The way through which icebergs fight global warming consists of them helping the growth of phytoplankton. These micro-sized organisms are capable of photosynthesis, effectively entrapping CO2 in order to produce oxygen, just like regular plants. Once these organisms die, they take their CO2 intake to the bottom of the ocean. This process is known as carbon sequestration.
The growth of phytoplankton gets increased by the release of nutrients, most commonly iron, created by melting icebergs. But this nutrient increase is only applicable to giant icebergs, with lengths over 11 miles.
By studying over 170 satellite images of icebergs from the Southern Ocean and the color of their surrounding waters, scientists were able to identify phytoplankton growth and carbon sequestration levels. The number of plankton was significantly increased over an area more than 10 times the length of the iceberg, leading to a rather significant decrease in global warming.
According to researchers, if this process would not have been present, temperatures would rise by 2.2% each year instead of their current 2% rise. Although at first glance this change might seem rather insignificant, if one would take into account that even 1 degree above the regular temperature levels can severely affect the environment, this 0.2% difference will be viewed rather differently.

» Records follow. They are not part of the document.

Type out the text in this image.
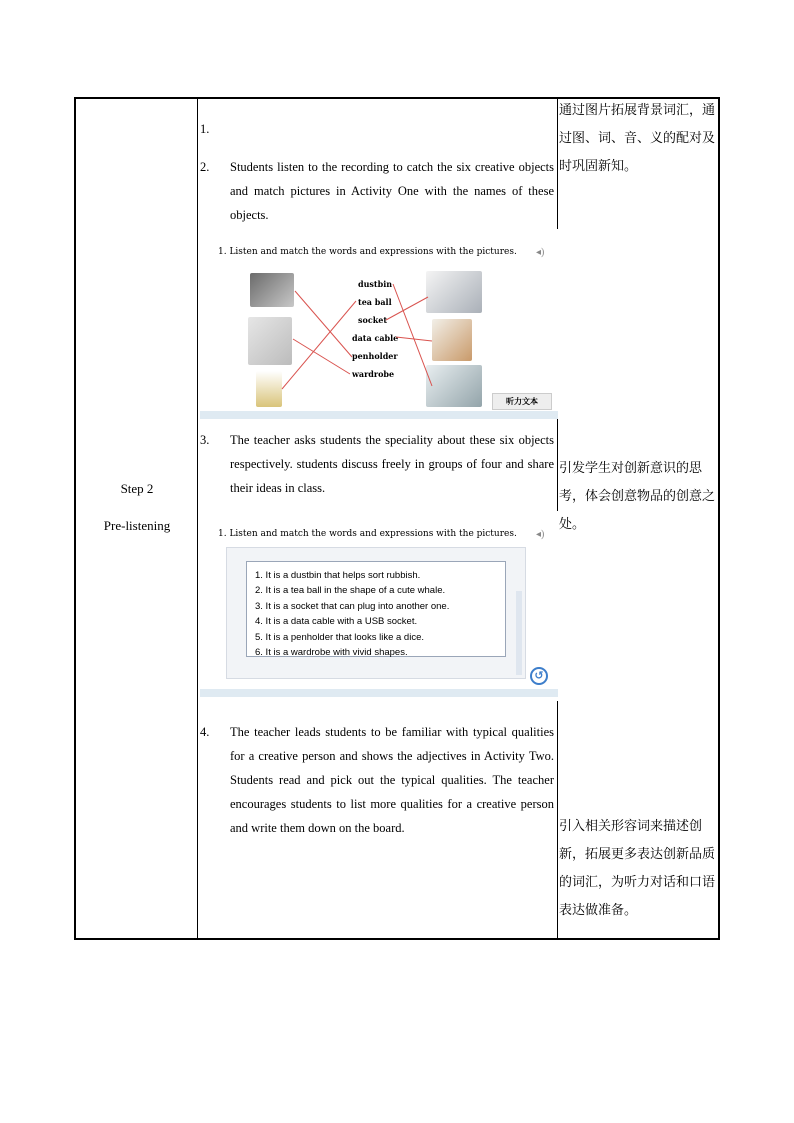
Step 2
Pre-listening
1.
2.	Students listen to the recording to catch the six creative objects and match pictures in Activity One with the names of these objects.
1. Listen and match the words and expressions with the pictures. ◂)
dustbin
tea ball
socket
data cable
penholder
wardrobe
听力文本
3.	The teacher asks students the speciality about these six objects respectively. students discuss freely in groups of four and share their ideas in class.
1. Listen and match the words and expressions with the pictures. ◂)
1. It is a dustbin that helps sort rubbish.
2. It is a tea ball in the shape of a cute whale.
3. It is a socket that can plug into another one.
4. It is a data cable with a USB socket.
5. It is a penholder that looks like a dice.
6. It is a wardrobe with vivid shapes.
↺
4.	The teacher leads students to be familiar with typical qualities for a creative person and shows the adjectives in Activity Two. Students read and pick out the typical qualities. The teacher encourages students to list more qualities for a creative person and write them down on the board.
通过图片拓展背景词汇，通过图、词、音、义的配对及时巩固新知。
引发学生对创新意识的思考，体会创意物品的创意之处。
引入相关形容词来描述创新，拓展更多表达创新品质的词汇，为听力对话和口语表达做准备。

But the problem of global warming still remains, even if our planet has several processes through which it regulates the constant rise in temperatures. Icebergs may somewhat help in greenhouse gas emission trapping, but one has to bear in mind that their number is fairly limited. Once giant icebergs completely melt, this safety net will be gone without a trace.
Although on a short term, as temperatures rise, the nutrient output of giant icebergs will increase as well, leading to an exponential growth in phytoplankton numbers, on a long term period, they will become less and less efficient. This is completely dependent on our actions as well. If we are not able to quell the increase in normal temperatures, the safety net will become less viable with each passing year.
Even if climate change gets slowed down by icebergs, according to several researchers and scientists, this will not last for long. We already passed the halfway point of the 2C threshold that states how the environment will suffer tremendously if temperatures rise by 2 degrees Celsius annually.